A partir de então, a Europa e a América do Norte debruçaram-se sobre uma série de medidas a fim de propiciarem meios eficazes que fossem capazes de possibilitar aos pobres a assistência jurídica de forma gratuita.

Neste momento cabe uma ressalva no sentido de que, apesar dos esforços supra mencionados, vale esclarecer que se tratou aqui de uma garantia de acesso à justiça apenas formal, uma vez que os serviços de assistência eram prestados por advogados partícula de tal sistema.res e sob uma roupagem caritativa, resultando na ineficiência do sistema.

Sobre isso, em 1919, na Alemanha, o governo elaborou um programa mediante o qual o Estado pagava os advogados que prestassem assistência jurídica aos pobres. A Inglaterra, a seu turno, criou em 1949 o Legal Aid Advice Scheme, onde os advogados prestavam assistência e aconselhamento jurídico gratuitos.

Essa busca pelo acesso à justiça eficaz e igualitário tomou maior envergadura somente na década de sessenta, que passou a abranger todo o mundo Ocidental, tendo como um dos principais movimentos de ampliação o Projeto Florença, que analisou os principais obstáculos ao acesso igualitário à justiça, além das práticas que já vinham sendo adotadas até então.

Além desse e a partir dele, Mauro Cappelletti e Bryant Garth elaboraram a conhecida classificação das soluções para os obstáculos do acesso à justiça em “ondas”, bem como propuseram uma maior abrangência para seu conceito, menos formalista, levando em consideração questões para além da preocupação com a representação em juízo.

Essa obra, vanguardista por excelência, tornou-se um marco teórico para o estudo das questões que versem sobre o acesso à justiça, com influência sobre legisladores no mundo inteiro. Pelo exposto, adotar-se-á no presente trabalho as categorias de Cappelletti e Garth (1998) para o tratamento das soluções práticas aos problemas de acesso à justiça.

Ao final deste trabalho é necessário esclarecer que o contexto sócio-político brasileiro no períodos dos movimentos de acesso à  justiça no mundo impediram o país de produzir estudos ou medidas a esse respeito, com tímidas exceções, como é o caso da Lei nº 1.060/50.

Melhor dizendo, enquanto os países vanguardistas europeus e norte-americanos debruçavam-se na busca de métodos eficazes de acesso igualitário à justiça, o Brasil estava acometido pela sobra ditatorial, palco de exclusões político-sociais dos cidadãos, que tiveram, por consequência, seus direitos ignorados. Prova disso é que, a obra de Cappelletti e Garth, já conhecida no mundo pela sua importância no tema, só teve sua versão resumida e traduzida publicada no Brasil em 1988.

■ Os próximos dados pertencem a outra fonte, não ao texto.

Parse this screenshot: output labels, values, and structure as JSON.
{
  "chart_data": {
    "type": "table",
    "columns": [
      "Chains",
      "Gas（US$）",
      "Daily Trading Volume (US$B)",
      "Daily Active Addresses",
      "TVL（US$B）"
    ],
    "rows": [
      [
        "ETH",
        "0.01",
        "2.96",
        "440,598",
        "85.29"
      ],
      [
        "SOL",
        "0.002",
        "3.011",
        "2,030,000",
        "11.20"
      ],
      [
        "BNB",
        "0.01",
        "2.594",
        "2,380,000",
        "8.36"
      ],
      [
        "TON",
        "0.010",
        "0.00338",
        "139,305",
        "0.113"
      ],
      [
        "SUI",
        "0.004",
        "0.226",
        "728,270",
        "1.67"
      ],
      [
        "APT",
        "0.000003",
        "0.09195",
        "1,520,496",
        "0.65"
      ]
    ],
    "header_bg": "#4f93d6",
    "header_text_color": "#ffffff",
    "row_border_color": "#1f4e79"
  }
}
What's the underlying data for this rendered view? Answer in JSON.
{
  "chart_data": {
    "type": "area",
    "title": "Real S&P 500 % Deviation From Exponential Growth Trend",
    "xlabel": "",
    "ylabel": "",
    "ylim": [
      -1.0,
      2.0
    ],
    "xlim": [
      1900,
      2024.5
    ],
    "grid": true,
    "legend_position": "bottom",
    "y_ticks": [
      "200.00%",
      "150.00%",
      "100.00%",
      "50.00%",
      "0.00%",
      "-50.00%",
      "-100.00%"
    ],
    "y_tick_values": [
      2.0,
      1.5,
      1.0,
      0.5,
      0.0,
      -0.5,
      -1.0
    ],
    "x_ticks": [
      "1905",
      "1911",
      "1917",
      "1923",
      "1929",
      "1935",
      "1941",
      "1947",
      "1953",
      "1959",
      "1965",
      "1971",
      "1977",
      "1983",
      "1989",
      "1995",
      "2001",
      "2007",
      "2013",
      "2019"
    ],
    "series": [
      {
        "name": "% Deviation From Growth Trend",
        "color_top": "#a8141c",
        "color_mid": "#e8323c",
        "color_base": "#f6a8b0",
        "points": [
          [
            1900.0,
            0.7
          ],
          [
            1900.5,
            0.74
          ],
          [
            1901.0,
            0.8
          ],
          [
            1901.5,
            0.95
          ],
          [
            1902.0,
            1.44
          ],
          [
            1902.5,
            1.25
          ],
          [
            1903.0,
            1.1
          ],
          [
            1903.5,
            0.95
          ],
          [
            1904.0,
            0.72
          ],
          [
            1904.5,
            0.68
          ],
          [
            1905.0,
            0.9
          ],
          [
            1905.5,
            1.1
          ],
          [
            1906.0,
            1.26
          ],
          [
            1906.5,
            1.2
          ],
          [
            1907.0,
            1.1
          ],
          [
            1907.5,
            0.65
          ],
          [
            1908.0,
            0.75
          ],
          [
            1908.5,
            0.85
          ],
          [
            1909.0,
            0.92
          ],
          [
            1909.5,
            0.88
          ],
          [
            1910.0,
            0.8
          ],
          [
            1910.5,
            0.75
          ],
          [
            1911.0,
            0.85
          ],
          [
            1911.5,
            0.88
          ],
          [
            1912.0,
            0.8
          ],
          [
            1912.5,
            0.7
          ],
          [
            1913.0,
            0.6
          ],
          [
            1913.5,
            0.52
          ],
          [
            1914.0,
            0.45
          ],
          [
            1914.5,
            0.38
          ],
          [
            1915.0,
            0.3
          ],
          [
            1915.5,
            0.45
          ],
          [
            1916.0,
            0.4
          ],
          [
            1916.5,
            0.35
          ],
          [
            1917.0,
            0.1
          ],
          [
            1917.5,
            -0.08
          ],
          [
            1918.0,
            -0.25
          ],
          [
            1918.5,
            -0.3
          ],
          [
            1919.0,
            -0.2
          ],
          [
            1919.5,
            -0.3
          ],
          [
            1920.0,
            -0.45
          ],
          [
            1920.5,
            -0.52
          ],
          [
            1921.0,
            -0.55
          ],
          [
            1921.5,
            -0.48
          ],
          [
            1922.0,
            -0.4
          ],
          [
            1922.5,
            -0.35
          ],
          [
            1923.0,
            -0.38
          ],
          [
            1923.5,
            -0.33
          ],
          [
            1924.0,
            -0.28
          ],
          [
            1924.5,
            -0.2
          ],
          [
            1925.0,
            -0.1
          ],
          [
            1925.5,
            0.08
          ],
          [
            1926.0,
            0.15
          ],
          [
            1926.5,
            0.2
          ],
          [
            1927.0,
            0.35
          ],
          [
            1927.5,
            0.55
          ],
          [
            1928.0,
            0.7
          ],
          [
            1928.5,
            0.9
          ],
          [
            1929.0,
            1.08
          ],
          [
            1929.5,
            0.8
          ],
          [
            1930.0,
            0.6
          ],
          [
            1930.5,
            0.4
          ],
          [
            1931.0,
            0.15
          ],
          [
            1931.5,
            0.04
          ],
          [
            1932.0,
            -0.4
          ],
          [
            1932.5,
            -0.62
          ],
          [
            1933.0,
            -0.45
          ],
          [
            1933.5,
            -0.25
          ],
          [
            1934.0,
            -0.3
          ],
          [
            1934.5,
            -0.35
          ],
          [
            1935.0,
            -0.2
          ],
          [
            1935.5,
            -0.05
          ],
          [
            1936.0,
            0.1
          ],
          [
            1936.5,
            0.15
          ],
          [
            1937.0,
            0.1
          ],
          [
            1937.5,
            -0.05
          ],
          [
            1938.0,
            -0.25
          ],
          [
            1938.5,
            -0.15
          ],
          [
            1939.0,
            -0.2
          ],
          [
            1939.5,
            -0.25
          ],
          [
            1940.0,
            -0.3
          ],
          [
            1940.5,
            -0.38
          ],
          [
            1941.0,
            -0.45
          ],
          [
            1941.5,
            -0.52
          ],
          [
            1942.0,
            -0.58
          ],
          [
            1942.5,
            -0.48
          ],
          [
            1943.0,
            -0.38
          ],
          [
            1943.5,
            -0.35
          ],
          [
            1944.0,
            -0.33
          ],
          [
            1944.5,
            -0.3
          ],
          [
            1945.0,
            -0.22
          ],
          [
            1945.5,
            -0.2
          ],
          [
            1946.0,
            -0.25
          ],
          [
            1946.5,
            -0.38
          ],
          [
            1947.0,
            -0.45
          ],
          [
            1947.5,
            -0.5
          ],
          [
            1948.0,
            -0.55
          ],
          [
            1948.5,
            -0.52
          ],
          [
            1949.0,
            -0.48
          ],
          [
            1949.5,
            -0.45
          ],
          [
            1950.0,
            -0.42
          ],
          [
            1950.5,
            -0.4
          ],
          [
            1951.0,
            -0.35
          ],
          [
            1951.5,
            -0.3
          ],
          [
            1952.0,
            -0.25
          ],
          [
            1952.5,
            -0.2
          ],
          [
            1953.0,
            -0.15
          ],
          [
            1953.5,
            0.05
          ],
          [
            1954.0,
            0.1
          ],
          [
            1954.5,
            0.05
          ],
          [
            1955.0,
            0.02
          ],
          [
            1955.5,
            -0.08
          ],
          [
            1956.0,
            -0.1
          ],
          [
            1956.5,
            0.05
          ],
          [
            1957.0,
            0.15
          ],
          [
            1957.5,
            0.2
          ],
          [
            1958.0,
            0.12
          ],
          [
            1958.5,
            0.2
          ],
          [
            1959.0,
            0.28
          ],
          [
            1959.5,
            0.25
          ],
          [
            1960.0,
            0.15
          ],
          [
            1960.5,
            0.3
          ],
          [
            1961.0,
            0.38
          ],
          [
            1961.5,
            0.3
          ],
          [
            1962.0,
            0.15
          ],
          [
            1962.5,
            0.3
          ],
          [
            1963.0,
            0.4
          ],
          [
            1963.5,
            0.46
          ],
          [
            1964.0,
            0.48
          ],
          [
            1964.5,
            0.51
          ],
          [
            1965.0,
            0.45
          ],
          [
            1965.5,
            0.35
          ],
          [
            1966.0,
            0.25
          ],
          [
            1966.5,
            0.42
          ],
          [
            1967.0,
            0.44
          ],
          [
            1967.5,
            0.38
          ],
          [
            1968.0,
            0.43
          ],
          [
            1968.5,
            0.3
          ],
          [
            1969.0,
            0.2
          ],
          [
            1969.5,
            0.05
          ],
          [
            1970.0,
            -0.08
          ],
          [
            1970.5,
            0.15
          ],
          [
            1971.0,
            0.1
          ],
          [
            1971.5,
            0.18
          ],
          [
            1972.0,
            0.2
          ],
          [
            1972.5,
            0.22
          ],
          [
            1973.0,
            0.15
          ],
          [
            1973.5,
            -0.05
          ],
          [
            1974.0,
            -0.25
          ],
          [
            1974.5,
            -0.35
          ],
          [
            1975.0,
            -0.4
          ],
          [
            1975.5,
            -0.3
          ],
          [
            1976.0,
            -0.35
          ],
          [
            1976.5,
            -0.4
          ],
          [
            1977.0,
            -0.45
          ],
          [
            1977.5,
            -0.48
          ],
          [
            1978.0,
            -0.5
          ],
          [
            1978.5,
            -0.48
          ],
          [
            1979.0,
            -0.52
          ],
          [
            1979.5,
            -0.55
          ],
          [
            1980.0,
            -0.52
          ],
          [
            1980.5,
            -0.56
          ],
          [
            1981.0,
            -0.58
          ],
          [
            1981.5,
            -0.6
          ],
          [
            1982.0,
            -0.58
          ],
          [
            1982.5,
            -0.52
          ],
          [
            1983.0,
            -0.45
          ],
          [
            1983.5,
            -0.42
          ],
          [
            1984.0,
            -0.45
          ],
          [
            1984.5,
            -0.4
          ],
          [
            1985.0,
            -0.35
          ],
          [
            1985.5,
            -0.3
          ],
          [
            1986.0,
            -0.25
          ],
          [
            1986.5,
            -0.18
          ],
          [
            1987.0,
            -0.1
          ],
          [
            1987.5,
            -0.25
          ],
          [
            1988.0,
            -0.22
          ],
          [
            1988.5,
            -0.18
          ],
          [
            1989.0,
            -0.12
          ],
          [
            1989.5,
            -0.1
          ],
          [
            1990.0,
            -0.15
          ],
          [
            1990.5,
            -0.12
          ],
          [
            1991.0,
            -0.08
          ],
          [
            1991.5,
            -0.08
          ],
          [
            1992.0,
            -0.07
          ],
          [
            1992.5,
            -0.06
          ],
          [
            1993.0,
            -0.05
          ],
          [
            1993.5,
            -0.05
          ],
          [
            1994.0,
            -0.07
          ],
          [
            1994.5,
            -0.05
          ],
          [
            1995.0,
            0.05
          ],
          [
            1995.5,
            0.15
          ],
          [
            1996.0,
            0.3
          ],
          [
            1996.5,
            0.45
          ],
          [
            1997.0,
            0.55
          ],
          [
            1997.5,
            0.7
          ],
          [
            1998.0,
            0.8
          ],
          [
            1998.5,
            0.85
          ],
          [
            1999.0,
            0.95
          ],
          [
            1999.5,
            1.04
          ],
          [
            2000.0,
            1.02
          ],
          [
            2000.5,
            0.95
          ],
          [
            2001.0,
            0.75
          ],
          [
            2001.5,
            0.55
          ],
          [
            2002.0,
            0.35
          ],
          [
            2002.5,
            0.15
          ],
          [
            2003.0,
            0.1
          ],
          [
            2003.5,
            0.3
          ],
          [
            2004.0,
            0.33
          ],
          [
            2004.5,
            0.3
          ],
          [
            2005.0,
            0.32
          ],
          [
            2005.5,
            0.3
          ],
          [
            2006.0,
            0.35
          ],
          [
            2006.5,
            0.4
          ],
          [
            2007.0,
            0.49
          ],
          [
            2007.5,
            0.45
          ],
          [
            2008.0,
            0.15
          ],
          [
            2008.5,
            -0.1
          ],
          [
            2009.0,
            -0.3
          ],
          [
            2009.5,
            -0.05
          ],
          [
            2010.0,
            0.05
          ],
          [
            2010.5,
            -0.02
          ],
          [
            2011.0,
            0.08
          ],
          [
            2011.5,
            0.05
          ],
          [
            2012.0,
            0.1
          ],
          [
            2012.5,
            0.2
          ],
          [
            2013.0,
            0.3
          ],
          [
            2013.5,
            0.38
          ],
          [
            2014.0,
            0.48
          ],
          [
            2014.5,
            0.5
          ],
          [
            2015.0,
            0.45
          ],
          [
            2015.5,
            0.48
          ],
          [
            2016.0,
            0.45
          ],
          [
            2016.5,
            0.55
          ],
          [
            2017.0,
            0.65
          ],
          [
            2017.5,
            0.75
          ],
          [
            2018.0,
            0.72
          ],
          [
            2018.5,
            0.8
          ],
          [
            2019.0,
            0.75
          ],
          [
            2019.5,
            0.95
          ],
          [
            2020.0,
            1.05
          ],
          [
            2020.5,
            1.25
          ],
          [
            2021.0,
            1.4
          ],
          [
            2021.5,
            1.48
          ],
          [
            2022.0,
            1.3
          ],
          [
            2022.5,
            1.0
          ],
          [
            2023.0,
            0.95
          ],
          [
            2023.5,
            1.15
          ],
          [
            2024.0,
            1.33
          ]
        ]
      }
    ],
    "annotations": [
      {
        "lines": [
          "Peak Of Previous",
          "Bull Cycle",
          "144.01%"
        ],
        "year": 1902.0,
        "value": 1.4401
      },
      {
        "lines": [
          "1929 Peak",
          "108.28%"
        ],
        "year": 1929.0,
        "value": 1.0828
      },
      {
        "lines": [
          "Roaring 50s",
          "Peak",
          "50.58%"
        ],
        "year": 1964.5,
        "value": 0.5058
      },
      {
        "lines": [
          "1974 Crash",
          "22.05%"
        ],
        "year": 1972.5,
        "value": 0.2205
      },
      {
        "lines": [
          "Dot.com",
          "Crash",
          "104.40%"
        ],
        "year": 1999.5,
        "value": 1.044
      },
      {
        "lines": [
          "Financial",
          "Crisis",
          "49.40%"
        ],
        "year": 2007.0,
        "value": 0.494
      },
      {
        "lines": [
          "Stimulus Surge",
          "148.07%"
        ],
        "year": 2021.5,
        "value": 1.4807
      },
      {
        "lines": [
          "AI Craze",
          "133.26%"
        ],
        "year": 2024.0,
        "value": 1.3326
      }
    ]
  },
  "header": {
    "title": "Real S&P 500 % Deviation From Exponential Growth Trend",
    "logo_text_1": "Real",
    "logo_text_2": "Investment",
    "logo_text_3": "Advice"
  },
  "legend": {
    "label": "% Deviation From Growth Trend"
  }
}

Por isso, as medidas adotadas pelo Direito Brasileiro de acesso à justiça só serão abordadas neste trabalho (de modo exemplificativo) a partir do tópico posterior, que tratará sobre as “ondas”.

2.  AS “ONDAS” DO ACESSO À JUSTIÇA

 

Trata-se dos métodos de solução propostos pelos países ocidentais, a partir de 1965 com o propósito de resolver os problemas de efetividade do acesso verificados a partir do Projeto de Florença, citado anteriormente. Pode-se afirmar que a adoção de tais soluções se deu basicamente de forma cronológica.

A primeira onda diz respeito à assistência jurídica direcionada aos pobres, tais como os métodos de contratação de advogados para prestarem assistência judiciária gratuita, explanados acima. A segunda onda, por sua vez, diz respeito às reformas tendentes à representação jurídica para os direitos difusos. A última onda, a seu turno, é uma junção das duas primeiras, e sugere uma nova perspectiva.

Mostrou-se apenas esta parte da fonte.